Le ministre du Travail, de l’Emploi et de la Sécurité sociale, Abdelhak Saihi, a ordonné l’unification des mécanismes de collecte et d’analyse des données relatives aux accidents du travail et aux risques professionnels, ainsi que leur exploitation dans l’élaboration d’études analytiques anticipatives, afin de soutenir la prise de décision et d’améliorer les politiques de prévention.
Il a également insisté sur le développement de programmes de formation numériques au profit des travailleurs et des entreprises, via des plateformes interactives, dans le but d’ancrer la culture de la prévention et de la sécurité au travail, et d’élargir les actions de sensibilisation grâce à la numérisation.
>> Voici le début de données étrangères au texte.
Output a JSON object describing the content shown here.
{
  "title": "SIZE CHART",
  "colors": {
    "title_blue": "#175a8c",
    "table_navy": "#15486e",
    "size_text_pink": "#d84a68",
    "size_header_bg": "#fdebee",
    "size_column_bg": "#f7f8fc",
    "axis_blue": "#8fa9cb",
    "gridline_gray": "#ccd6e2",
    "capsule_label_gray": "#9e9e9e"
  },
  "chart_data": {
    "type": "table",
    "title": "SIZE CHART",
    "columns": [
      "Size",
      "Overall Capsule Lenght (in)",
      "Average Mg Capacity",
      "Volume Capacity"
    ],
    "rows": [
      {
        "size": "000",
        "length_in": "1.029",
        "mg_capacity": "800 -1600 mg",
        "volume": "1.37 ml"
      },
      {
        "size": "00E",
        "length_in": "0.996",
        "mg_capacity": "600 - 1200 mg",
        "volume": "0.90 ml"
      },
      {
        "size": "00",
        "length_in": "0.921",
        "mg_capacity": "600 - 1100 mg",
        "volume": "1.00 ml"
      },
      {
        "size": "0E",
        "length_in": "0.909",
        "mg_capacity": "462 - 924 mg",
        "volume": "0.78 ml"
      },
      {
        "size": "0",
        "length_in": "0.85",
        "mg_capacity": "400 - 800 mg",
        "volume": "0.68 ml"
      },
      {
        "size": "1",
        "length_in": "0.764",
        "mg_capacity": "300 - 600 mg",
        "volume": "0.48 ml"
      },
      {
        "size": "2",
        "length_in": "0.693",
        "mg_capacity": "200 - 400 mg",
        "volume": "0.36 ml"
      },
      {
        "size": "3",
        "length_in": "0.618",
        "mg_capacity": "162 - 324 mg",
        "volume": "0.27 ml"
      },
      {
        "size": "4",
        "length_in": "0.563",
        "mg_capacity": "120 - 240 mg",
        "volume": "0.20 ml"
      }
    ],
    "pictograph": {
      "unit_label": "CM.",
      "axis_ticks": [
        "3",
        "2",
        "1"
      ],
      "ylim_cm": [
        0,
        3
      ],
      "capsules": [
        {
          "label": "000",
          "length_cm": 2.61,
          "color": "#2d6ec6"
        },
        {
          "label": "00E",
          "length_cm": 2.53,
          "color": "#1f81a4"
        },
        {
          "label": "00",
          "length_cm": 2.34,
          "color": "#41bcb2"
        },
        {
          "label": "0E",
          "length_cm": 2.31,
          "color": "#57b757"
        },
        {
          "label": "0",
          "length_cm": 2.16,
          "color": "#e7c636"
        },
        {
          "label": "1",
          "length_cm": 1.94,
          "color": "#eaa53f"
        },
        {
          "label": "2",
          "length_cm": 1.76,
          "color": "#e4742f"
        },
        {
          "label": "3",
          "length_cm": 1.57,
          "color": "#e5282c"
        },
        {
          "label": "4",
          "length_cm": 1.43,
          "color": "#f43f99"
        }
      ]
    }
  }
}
Ces instructions ont été données lors d’une réunion d’évaluation présidée par le ministre au siège du ministère, consacrée au suivi et à l’évaluation des activités de l’Organisme de prévention des risques professionnels dans les secteurs du bâtiment, des travaux publics et de l’hydraulique.
Évaluation des modes de gestion
Selon un communiqué du ministère, cette réunion s’inscrit dans le cadre des rencontres périodiques organisées par le ministre afin d’évaluer les modes de gestion, de mesurer les indicateurs de performance et de suivre la mise en œuvre des recommandations visant à améliorer le service public, notamment dans les domaines de la santé et de la sécurité au travail, ainsi que de la prévention anticipative des risques professionnels.
Les entreprises à haut risque ciblées
À cet effet, le ministre Saihi a donné des directives pour «intensifier les sorties de terrain ciblant les chantiers du BTPH, et orienter les interventions vers les entreprises présentant des risques élevés et une forte densité de main-d’œuvre, dans le cadre d’une approche préventive anticipative».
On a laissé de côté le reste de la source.